How? If you can figure that out, you've got the sustainable competitive advantage that you need.

"A Call to Arms"

The McKinsey report outlines a few ways that organizations can improve the productivity of its tacit employees:

  • Flatten the pyramid. Since the 19th century, companies have "resembled pyramids." Typically, there are a small number of tacit employees at the top and then larger amounts of transactional or transformational workers at the bottom. Fast-forward to the 21st century, and there is a pronounced need for tacit thinkers at all levels. Encouraging collaboration and innovation, while rethinking traditional structures, can help your company adjust to this change and get a step ahead of the competition.

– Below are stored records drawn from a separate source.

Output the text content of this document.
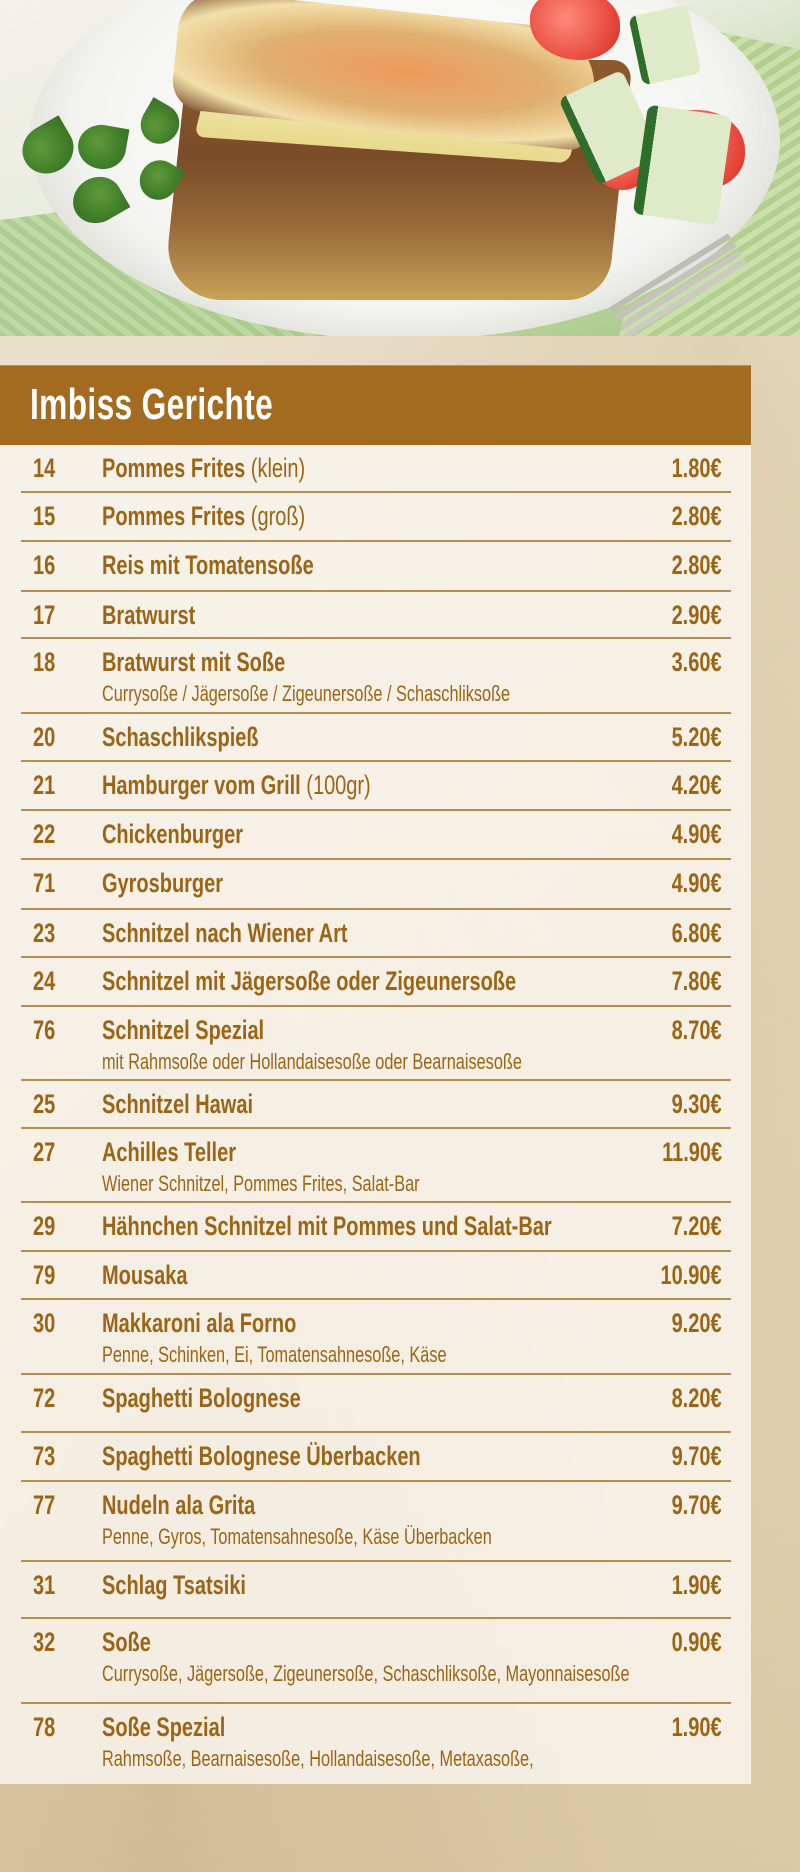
Imbiss Gerichte
14 Pommes Frites (klein)	1.80€
15 Pommes Frites (groß)	2.80€
16 Reis mit Tomatensoße	2.80€
17 Bratwurst	2.90€
18 Bratwurst mit Soße	3.60€
Currysoße / Jägersoße / Zigeunersoße / Schaschliksoße
20 Schaschlikspieß	5.20€
21 Hamburger vom Grill (100gr)	4.20€
22 Chickenburger	4.90€
71 Gyrosburger	4.90€
23 Schnitzel nach Wiener Art	6.80€
24 Schnitzel mit Jägersoße oder Zigeunersoße	7.80€
76 Schnitzel Spezial	8.70€
mit Rahmsoße oder Hollandaisesoße oder Bearnaisesoße
25 Schnitzel Hawai	9.30€
27 Achilles Teller	11.90€
Wiener Schnitzel, Pommes Frites, Salat-Bar
29 Hähnchen Schnitzel mit Pommes und Salat-Bar	7.20€
79 Mousaka	10.90€
30 Makkaroni ala Forno	9.20€
Penne, Schinken, Ei, Tomatensahnesoße, Käse
72 Spaghetti Bolognese	8.20€
73 Spaghetti Bolognese Überbacken	9.70€
77 Nudeln ala Grita	9.70€
Penne, Gyros, Tomatensahnesoße, Käse Überbacken
31 Schlag Tsatsiki	1.90€
32 Soße	0.90€
Currysoße, Jägersoße, Zigeunersoße, Schaschliksoße, Mayonnaisesoße
78 Soße Spezial	1.90€
Rahmsoße, Bearnaisesoße, Hollandaisesoße, Metaxasoße,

  • Use technology to complement the skills of tacit employees. Technology and automation can replace many transactional workers. They can't replace tacit employees, but they can help them do their jobs more effectively. For instance, Kaiser Permanente uses digital records and "decision-support tools" to improve complex interactions with patients. Home Depot uses automated checkouts to free employees to act as sales staff.

    Everything from email to video conferencing to iPhone apps can help tacit workers become much more productive and efficient. The authors suggest that companies reconsider how they spend their tech budgets - focusing less on transactional tools and more on tacit supports.

  • Hire, develop, and manage tacit skills. Rather than focusing on transactional skills, hire and grow people who can interact skillfully with customers, clients, vendors, suppliers, coworkers, subordinates, and leaders. Providing apprenticeships, a diversity of experiences, the opportunity to engage in complex work, and the chance to collaborate are all routes that facilitate tacit skills development.

In the knowledge economy, the demand for skilled tacit workers is only growing; as is the need to improve their productivity and contributions to the organization. To reach the Holy Grail of profitability and success, you need to respond to the "call to arms" and figure out how to develop these tacit skills throughout your company.